AP Photo/Lenny Ignelzi
Helicopter pilot Mike Wagstaff was credited with saving four firefighters in the daring rescue.

SAN DIEGO — An inferno exploded a fire engine's windows, forcing firefighters to take cover behind boulders after they followed a man and his son back to their burning mobile home during last month's wildfires, state authorities said Thursday.

Thomas Varshock was killed and his teenage son and four firefighters were severely burned in the episode, which happened two hours after the Harris Fire erupted Oct. 21 near the rural town of Potrero, about 40 miles east of San Diego on the Mexican border.

The California Department of Forestry and Fire Protection's preliminary report offers the most detailed official account of events that led to a dramatic helicopter rescue.

Varshock, driving a white pickup truck trailed by his son's all-terrain vehicle, asked firefighters to check on his house as they headed toward threatened homes and told them there were people in another home nearby, the report said.

A fire captain told Varshock to get out of the area, but he and his son followed the engine back down the dirt road. Firefighters met thick smoke but kept going after Varshock told them there was water and a good place to turn around near his ridgetop house.

The Varshocks joined firefighters in the engine cab because their vehicle stalled. Flames licked the side of the fire engine when they arrived at the home. The engine didn't have enough room to back out of a small clearing and stopped running.
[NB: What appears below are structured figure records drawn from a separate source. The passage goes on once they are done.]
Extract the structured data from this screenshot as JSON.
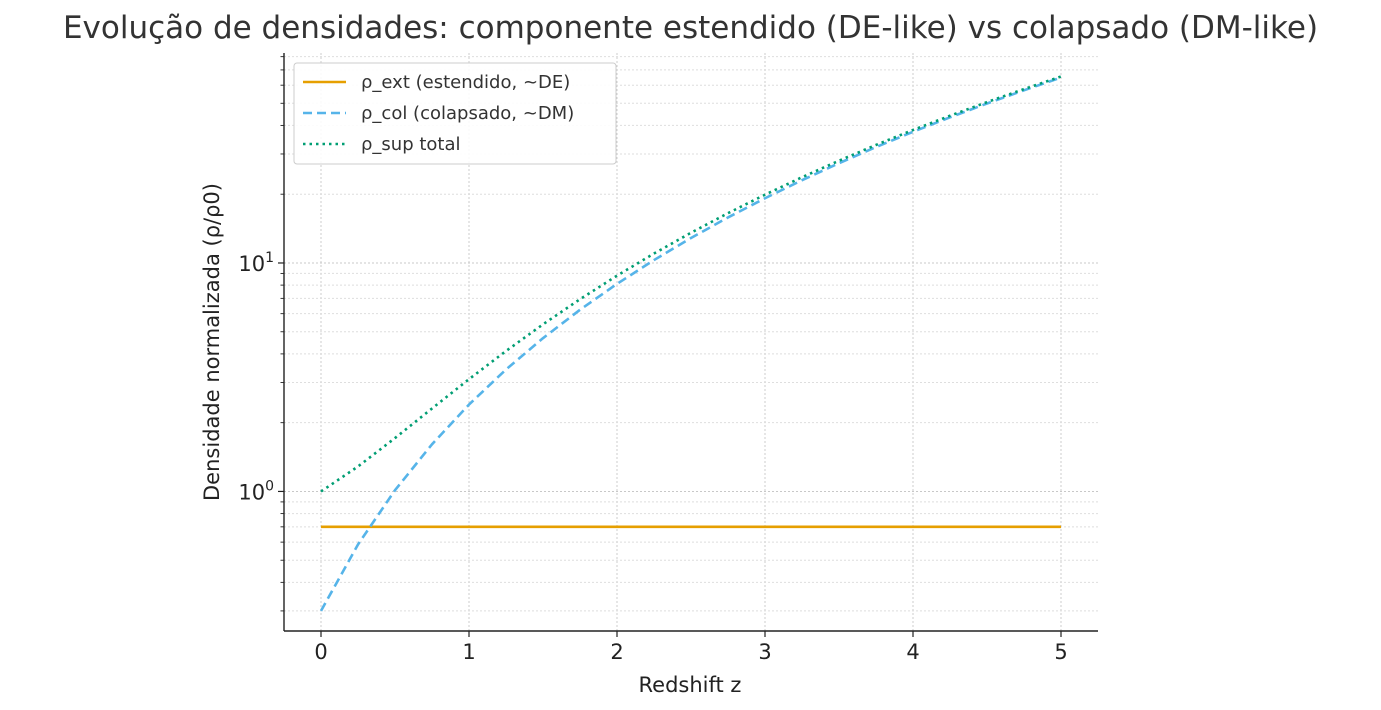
{
  "chart_data": {
    "type": "line",
    "title": "Evolução de densidades: componente estendido (DE-like) vs colapsado (DM-like)",
    "xlabel": "Redshift z",
    "ylabel": "Densidade normalizada (ρ/ρ0)",
    "xlim": [
      -0.25,
      5.25
    ],
    "ylim": [
      0.245,
      83
    ],
    "yscale": "log",
    "grid": true,
    "legend_position": "top-left",
    "x_ticks": [
      "0",
      "1",
      "2",
      "3",
      "4",
      "5"
    ],
    "y_ticks": [
      {
        "base": "10",
        "exp": "0",
        "value": 1
      },
      {
        "base": "10",
        "exp": "1",
        "value": 10
      }
    ],
    "x": [
      0,
      0.25,
      0.5,
      0.75,
      1,
      1.25,
      1.5,
      1.75,
      2,
      2.25,
      2.5,
      2.75,
      3,
      3.25,
      3.5,
      3.75,
      4,
      4.25,
      4.5,
      4.75,
      5
    ],
    "series": [
      {
        "name": "ρ_ext (estendido, ~DE)",
        "color": "#E69F00",
        "dash": "solid",
        "values": [
          0.7,
          0.7,
          0.7,
          0.7,
          0.7,
          0.7,
          0.7,
          0.7,
          0.7,
          0.7,
          0.7,
          0.7,
          0.7,
          0.7,
          0.7,
          0.7,
          0.7,
          0.7,
          0.7,
          0.7,
          0.7
        ]
      },
      {
        "name": "ρ_col (colapsado, ~DM)",
        "color": "#56B4E9",
        "dash": "dashed",
        "values": [
          0.3,
          0.586,
          1.0125,
          1.608,
          2.4,
          3.417,
          4.6875,
          6.239,
          8.1,
          10.298,
          12.863,
          15.822,
          19.2,
          23.027,
          27.338,
          32.16,
          37.5,
          43.398,
          49.894,
          56.991,
          64.8
        ]
      },
      {
        "name": "ρ_sup total",
        "color": "#009E73",
        "dash": "dotted",
        "values": [
          1.0,
          1.286,
          1.7125,
          2.308,
          3.1,
          4.117,
          5.3875,
          6.939,
          8.8,
          10.998,
          13.563,
          16.522,
          19.9,
          23.727,
          28.038,
          32.86,
          38.2,
          44.098,
          50.594,
          57.691,
          65.5
        ]
      }
    ]
  }
}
At that point, the report said, the heat exploded the passenger windows of the engine cab. Three firefighters took cover with Varshock's son in a rocky area nearby, where they began sending radio distress calls that alerted the helicopter pilots above.

A fourth firefighter ran the other way after being overtaken by wind-driven flames. He was found about 40 minutes later behind a different rocky outcropping.
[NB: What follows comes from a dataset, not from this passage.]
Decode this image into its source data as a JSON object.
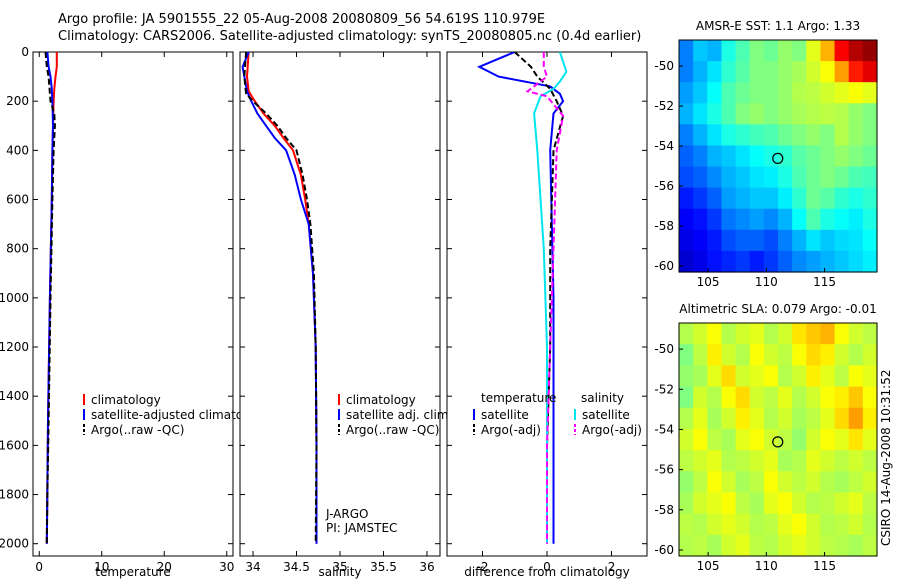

One firefighter remains in a medically induced coma and two others are being treated at UCSD Medical Center in San Diego. The fourth firefighter has gone home.

Varshock, 52, was killed at the scene; his body was found next the fire engine. His son was critically burned and remains at the hospital.

The report did not indicate if other residents were nearby as Varshock told firefighters.

The department said it will review how firefighters respond to information provided by residents and how they decide which homes to protect. A final report may take months to complete.

The fires directly killed eight people, destroyed about 2,200 homes and burned more than 500,000 acres. Seven other deaths involving evacuees fleeing the blazes have been indirectly linked to the fires.